The decision came after the US-China trade war has taken its toll on the export-reliant economy of the city-state.
Singapore has been the first among export-driven economies in Asia to be affected during a downturn, making it a closely watched barometer of demand for goods and services for the rest of the region.
The Singaporean economy has been hard hit in recent months, with growth rates and exports falling, as the US-China trade tensions upend the global trading system.
The Monetary Authority of Singapore (MAS) – the country’s central bank - joins others around the world in loosening policy as fears mount of a global economic slowdown.
The MAS said it will reduce slightly the slope of the band at which its currency is allowed to move, effectively allowing for a weaker dollar, as had been expected. Instead of using interest rates, Singapore manages monetary policy by letting the local dollar rise or fall against a currency basket of its main trading partners.
According to the MAS, in the last six months, the manufacturing sector’s drag on GDP growth has intensified, reflecting the ongoing downturn in the global electronics cycle as well as the pullback in investment spending, caused in part by the uncertainty in US-China relations.
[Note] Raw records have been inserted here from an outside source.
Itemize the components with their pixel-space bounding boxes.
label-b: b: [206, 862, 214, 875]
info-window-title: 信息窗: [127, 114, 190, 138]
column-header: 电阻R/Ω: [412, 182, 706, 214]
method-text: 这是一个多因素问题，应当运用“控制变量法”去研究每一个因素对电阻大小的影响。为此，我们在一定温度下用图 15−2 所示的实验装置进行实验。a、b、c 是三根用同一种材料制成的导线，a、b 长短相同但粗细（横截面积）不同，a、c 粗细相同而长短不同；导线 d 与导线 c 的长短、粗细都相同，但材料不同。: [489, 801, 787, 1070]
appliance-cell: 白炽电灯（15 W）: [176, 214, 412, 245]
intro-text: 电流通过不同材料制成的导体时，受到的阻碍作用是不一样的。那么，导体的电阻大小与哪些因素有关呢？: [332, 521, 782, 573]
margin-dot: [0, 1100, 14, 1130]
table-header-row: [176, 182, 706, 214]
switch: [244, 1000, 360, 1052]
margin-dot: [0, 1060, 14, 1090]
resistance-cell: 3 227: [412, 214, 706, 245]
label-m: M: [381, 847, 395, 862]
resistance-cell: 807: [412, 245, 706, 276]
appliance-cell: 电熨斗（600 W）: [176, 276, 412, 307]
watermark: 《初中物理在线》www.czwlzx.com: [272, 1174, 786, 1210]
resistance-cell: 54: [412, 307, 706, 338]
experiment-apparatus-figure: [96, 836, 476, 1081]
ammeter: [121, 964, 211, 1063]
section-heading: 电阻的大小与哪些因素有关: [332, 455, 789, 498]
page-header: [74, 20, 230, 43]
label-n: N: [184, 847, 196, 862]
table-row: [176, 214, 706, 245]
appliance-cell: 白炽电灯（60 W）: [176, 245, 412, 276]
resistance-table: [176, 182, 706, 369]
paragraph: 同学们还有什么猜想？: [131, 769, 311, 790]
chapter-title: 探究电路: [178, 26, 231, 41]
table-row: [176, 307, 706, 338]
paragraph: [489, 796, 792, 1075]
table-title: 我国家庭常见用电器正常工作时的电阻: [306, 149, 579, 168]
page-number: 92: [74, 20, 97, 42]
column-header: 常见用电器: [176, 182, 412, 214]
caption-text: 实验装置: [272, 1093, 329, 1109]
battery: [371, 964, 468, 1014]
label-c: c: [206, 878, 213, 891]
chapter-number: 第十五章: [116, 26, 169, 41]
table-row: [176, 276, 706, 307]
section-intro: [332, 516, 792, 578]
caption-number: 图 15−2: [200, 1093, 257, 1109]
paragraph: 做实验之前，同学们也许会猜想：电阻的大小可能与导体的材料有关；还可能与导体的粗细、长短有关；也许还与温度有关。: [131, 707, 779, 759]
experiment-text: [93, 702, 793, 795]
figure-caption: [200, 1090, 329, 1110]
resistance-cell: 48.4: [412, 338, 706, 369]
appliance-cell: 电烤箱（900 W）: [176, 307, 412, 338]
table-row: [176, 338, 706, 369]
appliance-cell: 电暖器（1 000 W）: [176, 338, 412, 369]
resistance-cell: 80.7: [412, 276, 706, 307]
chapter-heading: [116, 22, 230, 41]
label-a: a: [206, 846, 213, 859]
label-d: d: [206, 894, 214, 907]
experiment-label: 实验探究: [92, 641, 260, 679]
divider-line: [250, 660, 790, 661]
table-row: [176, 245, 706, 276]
Preliminary GDP data released at the same time showed Singapore's economy narrowly avoided falling into a technical recession, defined as two consecutive quarters of contraction.
It expanded just 0.6 percent in the three months to September on a quarterly basis, bouncing back from a shock 2.7 percent second-quarter contraction. The economy grew 0.1 percent on a yearly basis.
Singapore last slipped into recession in the aftermath of the global financial crisis in 2008.